If, for instance, a prophet should declare that New York should be overturned and become a little fishing village—that Philadelphia should become a swamp and never be inhabited—that New Orleans should become a dry, barren desert, and Chicago be utterly consumed with fire and never be rebuilt—that learning should depart from Boston and no travelers should pass through it any more—that New England should become the basest of the nations and no native American ever be president of the Union, but that it should be a spoil and a prey to the most savage tribes—that the Russians should tread Washington under foot for a thousand years, but that God would preserve Pittsburg and Salt Lake City in the midst of destruction; then, if all these things should come to pass, would any man dare to say that the prophet spake the dictates of human sagacity, or the calculations of human reason, and was not inspired by the Spirit of God?
Such was the character of the prophecies concerning the geographical, political, social and religious condition of the greatest nations of antiquity.
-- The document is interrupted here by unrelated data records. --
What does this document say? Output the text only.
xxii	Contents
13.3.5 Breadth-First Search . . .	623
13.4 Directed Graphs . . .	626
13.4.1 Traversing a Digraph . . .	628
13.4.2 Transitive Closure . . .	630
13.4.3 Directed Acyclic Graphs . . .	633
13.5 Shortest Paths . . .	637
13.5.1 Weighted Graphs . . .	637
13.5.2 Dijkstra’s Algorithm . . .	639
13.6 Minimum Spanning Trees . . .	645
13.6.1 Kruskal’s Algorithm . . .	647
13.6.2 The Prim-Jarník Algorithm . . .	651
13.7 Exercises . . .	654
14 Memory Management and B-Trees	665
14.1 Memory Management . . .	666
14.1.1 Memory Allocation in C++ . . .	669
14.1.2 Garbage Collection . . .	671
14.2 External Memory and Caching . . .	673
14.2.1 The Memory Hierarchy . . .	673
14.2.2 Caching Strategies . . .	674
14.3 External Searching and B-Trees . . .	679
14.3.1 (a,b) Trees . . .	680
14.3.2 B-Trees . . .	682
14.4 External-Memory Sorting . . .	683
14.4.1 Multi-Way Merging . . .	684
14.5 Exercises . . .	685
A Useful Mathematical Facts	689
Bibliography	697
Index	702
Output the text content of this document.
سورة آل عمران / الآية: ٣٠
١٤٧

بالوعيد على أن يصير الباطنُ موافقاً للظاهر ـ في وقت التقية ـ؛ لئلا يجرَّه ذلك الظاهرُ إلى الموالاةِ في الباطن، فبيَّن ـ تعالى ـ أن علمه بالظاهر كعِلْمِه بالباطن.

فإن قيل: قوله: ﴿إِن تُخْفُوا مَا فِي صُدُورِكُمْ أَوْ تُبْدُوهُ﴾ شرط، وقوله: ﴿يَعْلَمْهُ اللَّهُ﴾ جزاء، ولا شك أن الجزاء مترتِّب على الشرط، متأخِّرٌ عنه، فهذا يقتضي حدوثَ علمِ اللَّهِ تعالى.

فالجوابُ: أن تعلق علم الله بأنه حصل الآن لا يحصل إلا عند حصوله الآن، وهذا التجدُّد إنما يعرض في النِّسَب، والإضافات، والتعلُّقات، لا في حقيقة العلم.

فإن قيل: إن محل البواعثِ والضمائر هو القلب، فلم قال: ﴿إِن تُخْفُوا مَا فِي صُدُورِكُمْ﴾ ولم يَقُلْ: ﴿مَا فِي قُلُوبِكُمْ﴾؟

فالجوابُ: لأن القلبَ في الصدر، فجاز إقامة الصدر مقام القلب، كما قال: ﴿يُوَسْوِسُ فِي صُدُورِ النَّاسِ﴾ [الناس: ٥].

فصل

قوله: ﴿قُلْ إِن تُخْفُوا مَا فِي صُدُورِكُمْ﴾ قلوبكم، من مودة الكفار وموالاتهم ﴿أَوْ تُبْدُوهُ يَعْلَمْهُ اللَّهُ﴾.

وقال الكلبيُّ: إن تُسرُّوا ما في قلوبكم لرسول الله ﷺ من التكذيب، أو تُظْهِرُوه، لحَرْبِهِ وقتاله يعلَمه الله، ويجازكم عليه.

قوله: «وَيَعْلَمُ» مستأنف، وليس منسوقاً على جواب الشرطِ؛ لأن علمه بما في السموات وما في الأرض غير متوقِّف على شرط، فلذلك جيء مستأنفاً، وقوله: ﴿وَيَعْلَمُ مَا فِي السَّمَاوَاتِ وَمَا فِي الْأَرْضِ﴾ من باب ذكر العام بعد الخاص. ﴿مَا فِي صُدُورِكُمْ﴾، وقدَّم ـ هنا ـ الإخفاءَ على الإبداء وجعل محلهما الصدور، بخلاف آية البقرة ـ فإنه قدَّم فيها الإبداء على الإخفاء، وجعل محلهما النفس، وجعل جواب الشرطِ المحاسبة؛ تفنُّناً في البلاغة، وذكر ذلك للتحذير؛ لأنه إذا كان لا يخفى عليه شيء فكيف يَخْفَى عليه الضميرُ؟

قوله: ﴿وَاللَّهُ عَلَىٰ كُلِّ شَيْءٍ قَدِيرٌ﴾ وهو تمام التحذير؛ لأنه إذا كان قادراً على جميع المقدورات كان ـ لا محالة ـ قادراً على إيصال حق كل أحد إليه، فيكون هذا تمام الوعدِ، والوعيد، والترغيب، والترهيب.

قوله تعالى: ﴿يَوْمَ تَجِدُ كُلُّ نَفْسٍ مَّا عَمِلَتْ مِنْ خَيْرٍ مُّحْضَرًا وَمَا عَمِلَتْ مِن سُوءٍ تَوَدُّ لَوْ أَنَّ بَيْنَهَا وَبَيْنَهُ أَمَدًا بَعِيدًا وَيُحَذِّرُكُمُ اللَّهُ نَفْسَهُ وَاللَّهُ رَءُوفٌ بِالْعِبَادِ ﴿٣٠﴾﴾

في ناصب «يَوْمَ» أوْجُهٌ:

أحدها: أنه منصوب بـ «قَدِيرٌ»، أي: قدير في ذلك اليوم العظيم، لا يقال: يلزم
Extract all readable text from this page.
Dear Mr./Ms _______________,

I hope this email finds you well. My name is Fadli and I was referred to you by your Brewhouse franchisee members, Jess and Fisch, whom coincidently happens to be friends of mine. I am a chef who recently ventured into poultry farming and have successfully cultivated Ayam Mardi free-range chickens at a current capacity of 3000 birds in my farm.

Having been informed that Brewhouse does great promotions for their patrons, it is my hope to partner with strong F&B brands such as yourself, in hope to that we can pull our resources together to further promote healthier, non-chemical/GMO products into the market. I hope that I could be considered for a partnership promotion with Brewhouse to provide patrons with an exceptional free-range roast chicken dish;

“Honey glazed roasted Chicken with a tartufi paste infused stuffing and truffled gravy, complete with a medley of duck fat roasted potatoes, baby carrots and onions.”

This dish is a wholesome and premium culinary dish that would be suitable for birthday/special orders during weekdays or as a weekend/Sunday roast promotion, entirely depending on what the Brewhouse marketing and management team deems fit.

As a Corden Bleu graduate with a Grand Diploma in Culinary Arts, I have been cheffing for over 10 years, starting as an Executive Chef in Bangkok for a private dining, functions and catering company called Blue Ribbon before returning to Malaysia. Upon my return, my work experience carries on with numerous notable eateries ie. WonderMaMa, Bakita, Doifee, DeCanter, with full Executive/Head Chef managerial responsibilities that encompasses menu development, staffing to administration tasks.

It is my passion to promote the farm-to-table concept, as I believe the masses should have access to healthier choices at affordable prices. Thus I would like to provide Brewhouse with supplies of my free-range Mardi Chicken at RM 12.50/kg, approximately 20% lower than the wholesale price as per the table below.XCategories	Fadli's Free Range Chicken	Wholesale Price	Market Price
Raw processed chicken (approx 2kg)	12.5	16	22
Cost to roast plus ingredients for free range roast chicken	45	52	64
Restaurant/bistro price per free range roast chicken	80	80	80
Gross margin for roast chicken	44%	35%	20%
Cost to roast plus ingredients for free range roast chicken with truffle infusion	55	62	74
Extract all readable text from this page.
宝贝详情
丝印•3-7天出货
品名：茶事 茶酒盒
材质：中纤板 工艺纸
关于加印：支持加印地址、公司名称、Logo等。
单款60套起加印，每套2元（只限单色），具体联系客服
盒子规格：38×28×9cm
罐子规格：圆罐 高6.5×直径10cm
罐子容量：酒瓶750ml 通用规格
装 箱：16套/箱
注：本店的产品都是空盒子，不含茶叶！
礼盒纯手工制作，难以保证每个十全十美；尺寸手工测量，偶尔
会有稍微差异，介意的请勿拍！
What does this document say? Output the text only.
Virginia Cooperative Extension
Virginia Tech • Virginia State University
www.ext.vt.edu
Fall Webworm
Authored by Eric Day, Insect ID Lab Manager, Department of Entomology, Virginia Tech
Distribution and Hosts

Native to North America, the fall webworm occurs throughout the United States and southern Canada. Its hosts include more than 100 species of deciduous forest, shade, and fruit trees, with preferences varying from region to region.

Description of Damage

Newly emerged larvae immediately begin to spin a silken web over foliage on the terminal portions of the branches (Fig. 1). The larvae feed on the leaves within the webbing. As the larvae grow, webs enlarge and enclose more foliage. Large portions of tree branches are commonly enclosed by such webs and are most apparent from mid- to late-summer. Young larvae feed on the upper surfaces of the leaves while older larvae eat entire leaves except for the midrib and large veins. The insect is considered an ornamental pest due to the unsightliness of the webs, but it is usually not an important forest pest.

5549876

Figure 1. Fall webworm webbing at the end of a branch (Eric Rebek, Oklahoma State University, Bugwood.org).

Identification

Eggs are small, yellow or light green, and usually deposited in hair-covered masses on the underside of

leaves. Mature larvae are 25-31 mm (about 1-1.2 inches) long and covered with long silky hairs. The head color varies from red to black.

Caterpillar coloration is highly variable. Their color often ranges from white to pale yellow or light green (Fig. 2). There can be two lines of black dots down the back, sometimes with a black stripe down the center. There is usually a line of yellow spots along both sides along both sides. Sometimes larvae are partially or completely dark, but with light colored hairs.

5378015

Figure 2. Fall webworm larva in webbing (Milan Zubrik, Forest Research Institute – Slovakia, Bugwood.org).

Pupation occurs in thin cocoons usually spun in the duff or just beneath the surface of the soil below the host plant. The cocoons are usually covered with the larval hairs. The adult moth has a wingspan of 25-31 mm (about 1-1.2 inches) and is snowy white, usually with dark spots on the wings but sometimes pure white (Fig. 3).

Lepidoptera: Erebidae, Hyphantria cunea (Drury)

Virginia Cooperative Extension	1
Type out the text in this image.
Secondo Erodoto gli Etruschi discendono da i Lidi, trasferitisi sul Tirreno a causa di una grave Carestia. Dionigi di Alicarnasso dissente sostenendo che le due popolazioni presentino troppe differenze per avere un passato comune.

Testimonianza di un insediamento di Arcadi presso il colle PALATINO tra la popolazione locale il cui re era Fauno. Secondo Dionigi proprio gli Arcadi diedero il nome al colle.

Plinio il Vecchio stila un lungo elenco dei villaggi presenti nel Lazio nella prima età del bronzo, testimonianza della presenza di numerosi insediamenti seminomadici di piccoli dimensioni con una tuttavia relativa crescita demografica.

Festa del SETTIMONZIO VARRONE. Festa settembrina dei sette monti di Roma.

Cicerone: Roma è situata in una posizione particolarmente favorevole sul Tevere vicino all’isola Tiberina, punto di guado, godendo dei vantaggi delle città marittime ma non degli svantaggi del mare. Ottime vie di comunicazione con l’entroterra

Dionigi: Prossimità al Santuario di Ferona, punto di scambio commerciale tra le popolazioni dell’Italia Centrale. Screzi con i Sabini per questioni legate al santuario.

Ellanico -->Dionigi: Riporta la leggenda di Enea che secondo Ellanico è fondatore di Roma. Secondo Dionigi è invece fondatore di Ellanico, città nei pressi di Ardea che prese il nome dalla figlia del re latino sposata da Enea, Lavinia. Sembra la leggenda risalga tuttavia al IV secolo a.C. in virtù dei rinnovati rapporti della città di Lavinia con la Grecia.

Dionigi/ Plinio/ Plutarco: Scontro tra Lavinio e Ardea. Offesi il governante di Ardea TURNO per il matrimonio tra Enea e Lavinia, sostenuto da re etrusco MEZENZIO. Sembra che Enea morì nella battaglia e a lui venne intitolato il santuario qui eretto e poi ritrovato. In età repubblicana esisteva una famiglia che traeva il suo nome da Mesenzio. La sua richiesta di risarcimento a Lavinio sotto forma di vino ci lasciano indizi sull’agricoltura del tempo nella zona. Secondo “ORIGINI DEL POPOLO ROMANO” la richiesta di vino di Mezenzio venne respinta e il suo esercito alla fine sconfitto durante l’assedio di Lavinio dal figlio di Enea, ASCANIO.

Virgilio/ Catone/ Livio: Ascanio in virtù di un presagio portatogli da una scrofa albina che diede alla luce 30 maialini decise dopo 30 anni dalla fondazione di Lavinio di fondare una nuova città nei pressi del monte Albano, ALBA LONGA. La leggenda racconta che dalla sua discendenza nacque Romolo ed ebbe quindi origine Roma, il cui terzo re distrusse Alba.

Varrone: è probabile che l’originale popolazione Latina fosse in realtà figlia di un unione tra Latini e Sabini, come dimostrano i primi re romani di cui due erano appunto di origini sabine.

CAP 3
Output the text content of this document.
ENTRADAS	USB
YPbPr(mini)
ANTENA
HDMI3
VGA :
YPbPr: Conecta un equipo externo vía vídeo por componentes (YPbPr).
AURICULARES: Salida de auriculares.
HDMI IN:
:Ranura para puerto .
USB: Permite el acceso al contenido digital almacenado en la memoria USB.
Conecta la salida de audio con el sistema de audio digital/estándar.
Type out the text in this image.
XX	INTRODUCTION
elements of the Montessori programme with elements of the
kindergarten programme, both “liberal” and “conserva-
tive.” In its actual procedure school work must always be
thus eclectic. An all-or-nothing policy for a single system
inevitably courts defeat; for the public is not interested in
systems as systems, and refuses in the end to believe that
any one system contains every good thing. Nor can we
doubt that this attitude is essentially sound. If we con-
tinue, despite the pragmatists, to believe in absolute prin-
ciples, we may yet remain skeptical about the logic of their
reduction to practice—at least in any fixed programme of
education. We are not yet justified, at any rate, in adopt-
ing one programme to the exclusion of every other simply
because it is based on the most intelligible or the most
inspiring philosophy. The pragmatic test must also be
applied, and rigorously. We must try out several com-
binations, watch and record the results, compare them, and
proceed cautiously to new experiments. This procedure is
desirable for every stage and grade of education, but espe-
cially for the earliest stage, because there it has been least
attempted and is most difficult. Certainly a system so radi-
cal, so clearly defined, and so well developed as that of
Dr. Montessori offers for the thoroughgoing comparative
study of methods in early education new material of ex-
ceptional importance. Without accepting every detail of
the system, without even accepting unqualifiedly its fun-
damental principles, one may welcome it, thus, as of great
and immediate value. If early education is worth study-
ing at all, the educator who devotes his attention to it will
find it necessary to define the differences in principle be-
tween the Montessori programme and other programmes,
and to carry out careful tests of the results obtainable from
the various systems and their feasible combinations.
Considering the modes of ancient warfare, Egypt was one of the most defensible countries in the world. Bounded on the south by high mountains, on the east by the Red Sea, on the west by the trackless, burning desert, she was able to defend the mouths of her river with a powerful navy, to drown an invading army every year by the inundation of the Nile. Egypt had not only maintained her independence, but extended her conquests for a thousand years. She had given learning, art, science and idolatry to half the world and had not yet risen to the hight of her fame or extent of her influence until many years after the predictions against her were uttered. Yet it was prophesied, "I will make the rivers dry, and sell the land into the hand of the wicked; and I will make the land waste and all that is therein by the hand of strangers. I, the Lord, have spoken it. Thus saith the Lord God, I will also destroy the idols, and I will cause the images to cease out of Noph, and there shall be no more a prince of the land of Egypt."
[SPHYNX AND PYRAMIDS]
The infidel, Volney, thus relates the fulfillment of these predictions:
"Such is the state of Egypt. Deprived twenty-three centuries ago of her natural properties, she has seen her fertile fields successively a prey to the Persians, the Macedonians, the Romans, the Greeks, the Arabs, the Georgians and at length the race of Tartars distinguished by the name of Ottoman Turks. The Mamelukes purchased as slaves, and introduced as soldiers, soon usurped the power and selected a leader. If their first establishment was a singular event, their continuance is no less extraordinary; they are replaced by slaves, brought from their original country." (Volney's Travels, Vol. I, page 74).